Avengers 142 ist obendrein eine Zeitreisegeschichte. Ein paar der Avengers sind in der US-Vergangenheit im Wilden Westen und treffen dort auf Kid Colt, the Two-Gun Kid, the Ringo Kid und natürlich Rawhide Kid und Night Rider (vormals Ghost Rider, nachmals Phantom Rider; lange Geschichte). Und diese Western-Helden kannte ich zum Teil schon! Neue Wörter, die mir in diesem Heft begegneten und an denen ich lernte: Owlhoots, savvy, ethereal, palooka, butte, throttle, polecat, pardner, fancy. Wobei fancy, das begegnete mir in der Zeit immer wieder, auch in sichtlich unterschiedlichen grammatischen Kategorien. – Geübt auch, aber wohl nicht neu gelernt: “thou”, “he standeth” und andere ältere Formen, wie Thor sie gerne benutzt, darunter auch “enow” statt “enough”. Shakespeare im Leistungskurs Englisch ein paar Jahre später war dann kein Problem. – Aber wer war diese komische kahlköpfige Frau, die ich nur von einem Quartett her kannte?

Der zweite Teil der Handlung betraf die Gegenwart, auch die für mich verrätselt bekannt-unbekannt, vergangen-zukünftig: Die Squadron Supreme hatten die Rächer gefangen genommen, unter Mitwirkung der bösen Roxxon Corporation, deren Name mir schon mal begegnet war. Die Squadron Supreme waren Superhelden aus einer Parallelwelt, sehr an die Gerechtigkeitsliga von DC angelehnt, entstanden aus einem inoffiziellen Crossover. Davor (Publikationsreihenfolge) bzw. danach (in-world) gab es allerdings die gleich aussehende Squadron Sinister, lange Geschichte, hat etwas mit Parallelwelten zu tun. Schuld am aktuellen Schurkentum der an sich guten Squadron war wieder einmal die Serpent Crown, auch das eine lange Geschichte, deren Fährte ich zum ersten Mal in den ganz alten Hit-Comics aufgenommen hatte.

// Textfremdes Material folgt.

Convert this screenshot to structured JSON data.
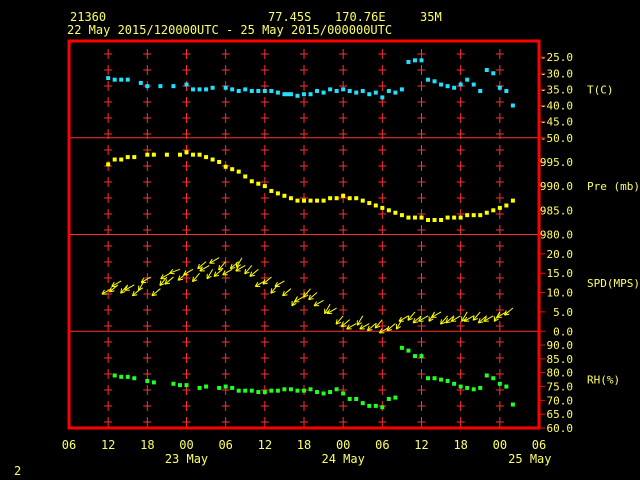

Gezeichnet war das alles übrigens von einem jungen George Pérez, leider nicht besonders gut getuscht von Vince Colletta. Aber die Layouts von Pérez erkenne ich sofort wieder, jetzt, wo ich jüngere Werke von ihm kenne.

Hier wird das Heft besprochen: http://marveluniversity.blogspot.com/2015/04/december-1975-part-one-long-awaited.html

Exkurs: Western-Helden

Im Golden Age der spätern 1930er und 1940er Jahre gab es viele Superhelden-Comics. In den 1950er Jahren waren sie suspekt geworden. Anders als die Horror-Comics, mit denen zusammen sie verfolgt wurden, starben sie nicht ganz aus, aber die Verlage setzten in dieser Phase auf Comics mit Liebesgeschichten oder Western. Und diese Westernhelden überlebten bis weit in das Silver Age, wie die Renaissance der Superhelden mit dem Aufstieg der Marvel-Comics auch heißt – teils mit neuen Geschichten, teils mit Nachdrucken. Zu den bekanntesten gehörten: Kid Colt, Rawhide Kid, Two-Gun Kid, Ringo Kid. Dabei waren Kid Colt und Ringo Kid für mich stets austauschbar, hatten keine Eigenschaften, die ich mir gemerkt hätte; Two-Gun Kid hatte immerhin eine kleine Maske und eine Geheimidentität, fast wie der Lone Ranger. Die einzige Figur, die anders war als die anderen, war Rawhide Kid.

Warum eigentlich? Es muss die spezielle Lederkluft gewesen sein. Keine Maske, aber trotzdem nicht so gar cowboyhaft wie die anderen. An die Geschichten mit Rawhide Kid, die ich gelesen habe, kann ich mich nämlich gar nicht erinnern. Sie werden nicht gar so anders gewesen sein? – Er wurde immer wieder mal aus der Klamottenkiste geholt, 2003 in einer allerdings nicht besonders guten Miniserie als schwul inszeniert. Seitdem taucht er immer mal wieder auf.